Böylesine büyük fırsatların ortaya çıktığı bu süreçte Kürd halkının haklı ve meşru mücadelesinde fırsatları doğru kullanarak yeni bir seferberlik ruhunu yaratılmasında elbette ki en büyük görev Kürd,aydın,entelektüel kanaat önderlerine ve aktif siyaset yapan parti,örgüt ve şahsiyetlere düşmektedir. Silahlı mücadele ve şiddet yöntemlerinin giderek özelliğini kaybettiği bu süreçte en önemli görev var olan ayrılıklarına rağmen milli güçleri Kürd özgürlük ve bağımsızlık mücadelesinde kardeşçe beraber hareket ederek biraya gelmelerini sağlamak olacaktır. Böylesi bir güç ve iş birliği sonucunda görülecektir ki Orta Doğu ve Yakın Doğu üzerinde büyük hesaplar yapan küresel güçlerin Kürdlere olan ilgi ve yardımlar giderek artacak ve böylece Kürtlerin hakkı olan özgürlük ve bağımsızlık mücadelesine tüm dünya milletlerinin ilgisi ve dayanışması istenilen seviyeye ulaşacaktır.

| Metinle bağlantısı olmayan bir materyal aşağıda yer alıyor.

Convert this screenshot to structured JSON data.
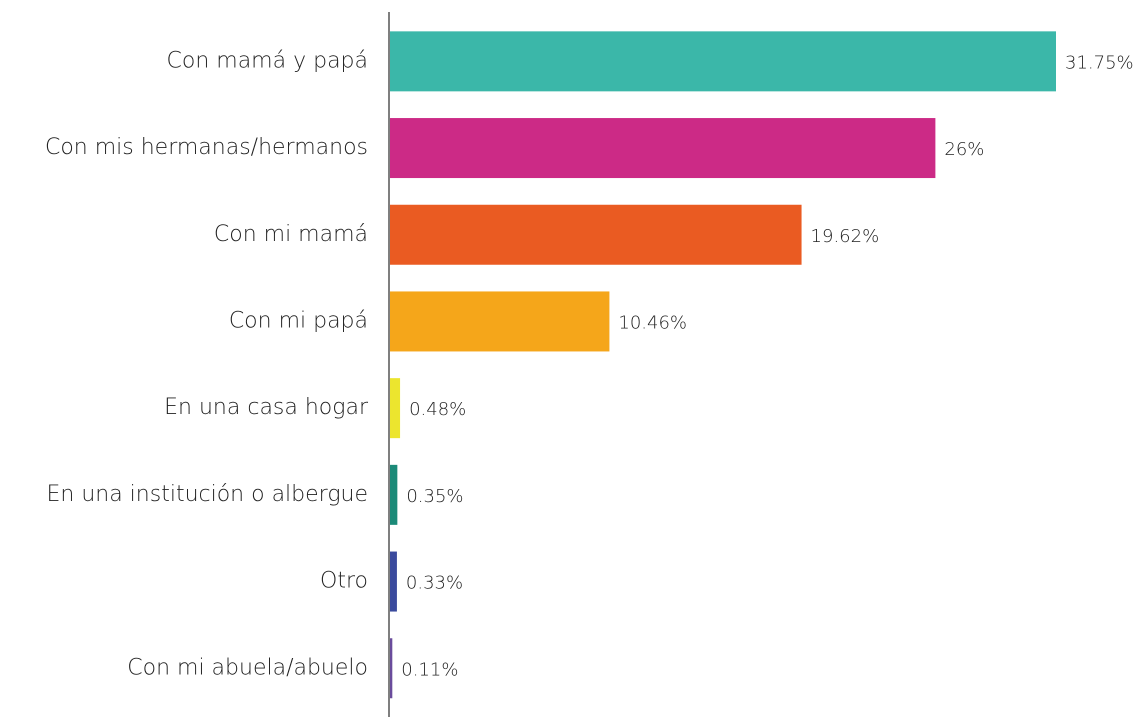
{
  "chart_data": {
    "type": "bar",
    "orientation": "horizontal",
    "categories": [
      "Con mamá y papá",
      "Con mis hermanas/hermanos",
      "Con mi mamá",
      "Con mi papá",
      "En una casa hogar",
      "En una institución o albergue",
      "Otro",
      "Con mi abuela/abuelo"
    ],
    "values": [
      31.75,
      26,
      19.62,
      10.46,
      0.48,
      0.35,
      0.33,
      0.11
    ],
    "value_labels": [
      "31.75%",
      "26%",
      "19.62%",
      "10.46%",
      "0.48%",
      "0.35%",
      "0.33%",
      "0.11%"
    ],
    "colors": [
      "#3bb7a9",
      "#cc2a86",
      "#ea5b22",
      "#f5a61a",
      "#ece52e",
      "#1b8a78",
      "#3a4a9d",
      "#6a4c9c"
    ]
  }
}
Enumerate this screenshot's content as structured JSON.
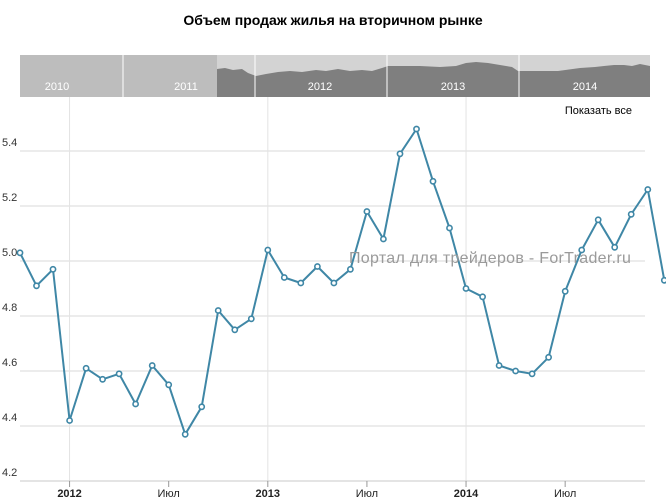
{
  "title": "Объем продаж жилья на вторичном рынке",
  "show_all_label": "Показать все",
  "watermark": "Портал для трейдеров - ForTrader.ru",
  "colors": {
    "line": "#3f87a6",
    "nav_selected": "#7f7f7f",
    "nav_unselected": "#bdbdbd",
    "nav_area": "#d3d3d3"
  },
  "navigator": {
    "years": [
      "2010",
      "2011",
      "2012",
      "2013",
      "2014"
    ],
    "selected_range": [
      "2011-10",
      "2015-01"
    ]
  },
  "chart_data": {
    "type": "line",
    "title": "Объем продаж жилья на вторичном рынке",
    "xlabel": "",
    "ylabel": "",
    "ylim": [
      4.2,
      5.6
    ],
    "y_ticks": [
      "4.2",
      "4.4",
      "4.6",
      "4.8",
      "5.0",
      "5.2",
      "5.4"
    ],
    "x_ticks": [
      {
        "label": "2012",
        "date": "2012-01",
        "bold": true
      },
      {
        "label": "Июл",
        "date": "2012-07",
        "bold": false
      },
      {
        "label": "2013",
        "date": "2013-01",
        "bold": true
      },
      {
        "label": "Июл",
        "date": "2013-07",
        "bold": false
      },
      {
        "label": "2014",
        "date": "2014-01",
        "bold": true
      },
      {
        "label": "Июл",
        "date": "2014-07",
        "bold": false
      }
    ],
    "x_range": [
      "2011-10",
      "2015-01"
    ],
    "grid": true,
    "series": [
      {
        "x": [
          "2011-10",
          "2011-11",
          "2011-12",
          "2012-01",
          "2012-02",
          "2012-03",
          "2012-04",
          "2012-05",
          "2012-06",
          "2012-07",
          "2012-08",
          "2012-09",
          "2012-10",
          "2012-11",
          "2012-12",
          "2013-01",
          "2013-02",
          "2013-03",
          "2013-04",
          "2013-05",
          "2013-06",
          "2013-07",
          "2013-08",
          "2013-09",
          "2013-10",
          "2013-11",
          "2013-12",
          "2014-01",
          "2014-02",
          "2014-03",
          "2014-04",
          "2014-05",
          "2014-06",
          "2014-07",
          "2014-08",
          "2014-09",
          "2014-10",
          "2014-11",
          "2014-12",
          "2015-01"
        ],
        "values": [
          5.03,
          4.91,
          4.97,
          4.42,
          4.61,
          4.57,
          4.59,
          4.48,
          4.62,
          4.55,
          4.37,
          4.47,
          4.82,
          4.75,
          4.79,
          5.04,
          4.94,
          4.92,
          4.98,
          4.92,
          4.97,
          5.18,
          5.08,
          5.39,
          5.48,
          5.29,
          5.12,
          4.9,
          4.87,
          4.62,
          4.6,
          4.59,
          4.65,
          4.89,
          5.04,
          5.15,
          5.05,
          5.17,
          5.26,
          4.93
        ]
      }
    ]
  }
}
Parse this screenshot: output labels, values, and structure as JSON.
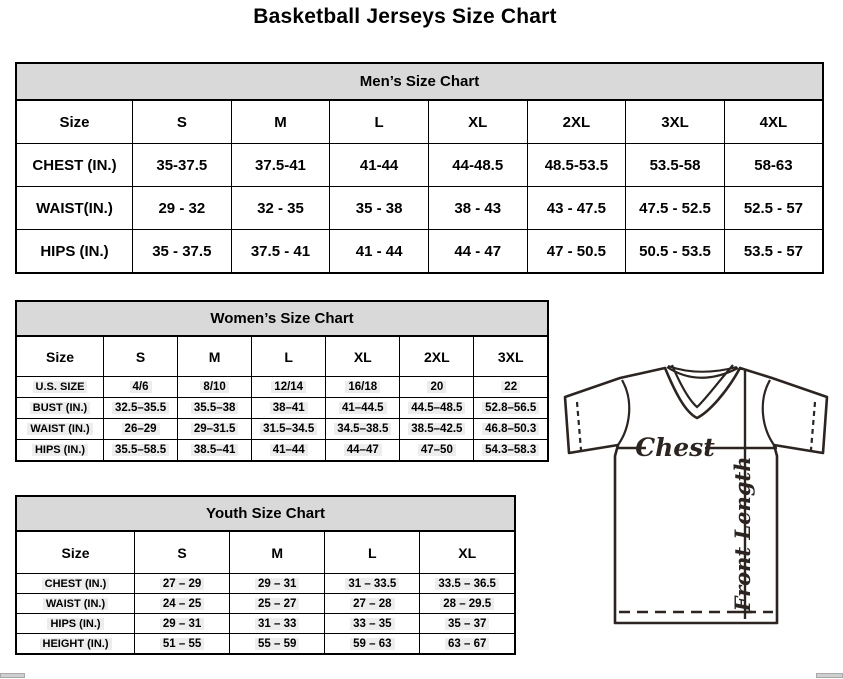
{
  "page": {
    "title": "Basketball Jerseys Size Chart"
  },
  "tables": {
    "men": {
      "title": "Men’s Size Chart",
      "columns": [
        "Size",
        "S",
        "M",
        "L",
        "XL",
        "2XL",
        "3XL",
        "4XL"
      ],
      "rows": [
        {
          "label": "CHEST (IN.)",
          "values": [
            "35-37.5",
            "37.5-41",
            "41-44",
            "44-48.5",
            "48.5-53.5",
            "53.5-58",
            "58-63"
          ]
        },
        {
          "label": "WAIST(IN.)",
          "values": [
            "29 - 32",
            "32 - 35",
            "35 - 38",
            "38 - 43",
            "43 - 47.5",
            "47.5 - 52.5",
            "52.5 - 57"
          ]
        },
        {
          "label": "HIPS (IN.)",
          "values": [
            "35 - 37.5",
            "37.5 - 41",
            "41 - 44",
            "44 - 47",
            "47 - 50.5",
            "50.5 - 53.5",
            "53.5 - 57"
          ]
        }
      ]
    },
    "women": {
      "title": "Women’s Size Chart",
      "columns": [
        "Size",
        "S",
        "M",
        "L",
        "XL",
        "2XL",
        "3XL"
      ],
      "rows": [
        {
          "label": "U.S. SIZE",
          "values": [
            "4/6",
            "8/10",
            "12/14",
            "16/18",
            "20",
            "22"
          ]
        },
        {
          "label": "BUST (IN.)",
          "values": [
            "32.5–35.5",
            "35.5–38",
            "38–41",
            "41–44.5",
            "44.5–48.5",
            "52.8–56.5"
          ]
        },
        {
          "label": "WAIST (IN.)",
          "values": [
            "26–29",
            "29–31.5",
            "31.5–34.5",
            "34.5–38.5",
            "38.5–42.5",
            "46.8–50.3"
          ]
        },
        {
          "label": "HIPS (IN.)",
          "values": [
            "35.5–58.5",
            "38.5–41",
            "41–44",
            "44–47",
            "47–50",
            "54.3–58.3"
          ]
        }
      ]
    },
    "youth": {
      "title": "Youth Size Chart",
      "columns": [
        "Size",
        "S",
        "M",
        "L",
        "XL"
      ],
      "rows": [
        {
          "label": "CHEST (IN.)",
          "values": [
            "27 – 29",
            "29 – 31",
            "31 – 33.5",
            "33.5 – 36.5"
          ]
        },
        {
          "label": "WAIST (IN.)",
          "values": [
            "24 – 25",
            "25 – 27",
            "27 – 28",
            "28 – 29.5"
          ]
        },
        {
          "label": "HIPS (IN.)",
          "values": [
            "29 – 31",
            "31 – 33",
            "33 – 35",
            "35 – 37"
          ]
        },
        {
          "label": "HEIGHT (IN.)",
          "values": [
            "51 – 55",
            "55 – 59",
            "59 – 63",
            "63 – 67"
          ]
        }
      ]
    }
  },
  "diagram": {
    "chest_label": "Chest",
    "front_length_label": "Front Length"
  },
  "colors": {
    "section_header_bg": "#d9d9d9",
    "table_border": "#000000",
    "value_highlight": "#ededed",
    "diagram_line": "#2b2421",
    "scrollbar_fragment": "#cfcfcf"
  }
}
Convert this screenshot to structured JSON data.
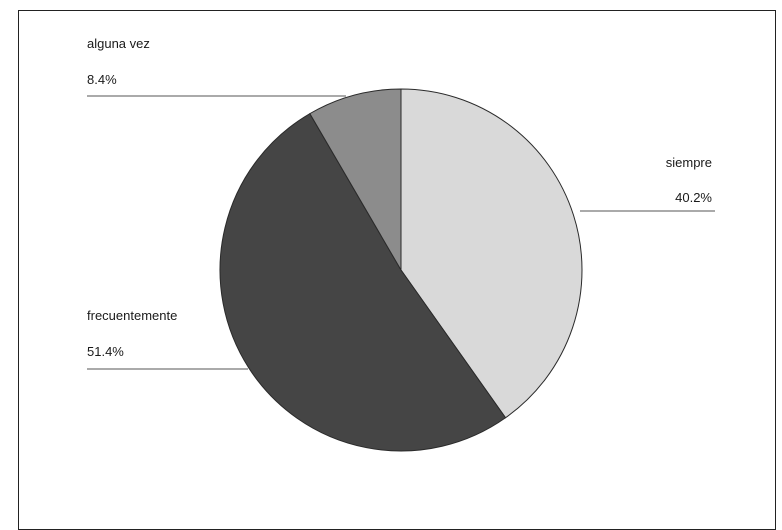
{
  "chart_data": {
    "type": "pie",
    "title": "",
    "slices": [
      {
        "label": "siempre",
        "value": 40.2,
        "value_label": "40.2%",
        "color": "#d9d9d9"
      },
      {
        "label": "frecuentemente",
        "value": 51.4,
        "value_label": "51.4%",
        "color": "#454545"
      },
      {
        "label": "alguna vez",
        "value": 8.4,
        "value_label": "8.4%",
        "color": "#8c8c8c"
      }
    ],
    "start_angle": "12 o'clock",
    "direction": "clockwise",
    "legend": "none",
    "outline_color": "#2a2a2a",
    "leader_line_color": "#555555"
  }
}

Halkların milli demokratik mücadelesi o halka ait tüm sınıf, katman ve kesimlerin ortak sorunu olduğu için ve kurtuluş herkesi ilgilendirdiğinden dolayı herhangi bir kesim veya kategorinin bu onurlu mücadelenin dışında kalması söz konusu bile olmamalıdır. Burada öncelemesi gereken Kürt halkını kendi milli davasını sahiplenmesi doğrultusunda örgütlemek ve hainler hariç kimseyi dışlamadan Kürt milli damarını yükseltmektir. Sonuç olarak umuyor ve temenni ediyoruz ki Kürtler açısından büyük fırsatlara gebe bu süreç akılcı, samimi ve cesur bir biçimde değerlendirilir, dolayısıyla köle yaşamına mecbur bırakılmış bu onurlu halk en kısa zamanda özgürlük ve bağımsızlığa gidecek bir mücadeleyi aklı selim çevrelerin kardeşlik ruhu ve el birliği ile ileriye taşınır.
Saygılarımla,
M. Hüseyin TAYSUN
Bu makalede yer alan fikirler yazara aittir ve Nerina Azad'ın editöryal politikasını yansıtmayabilir.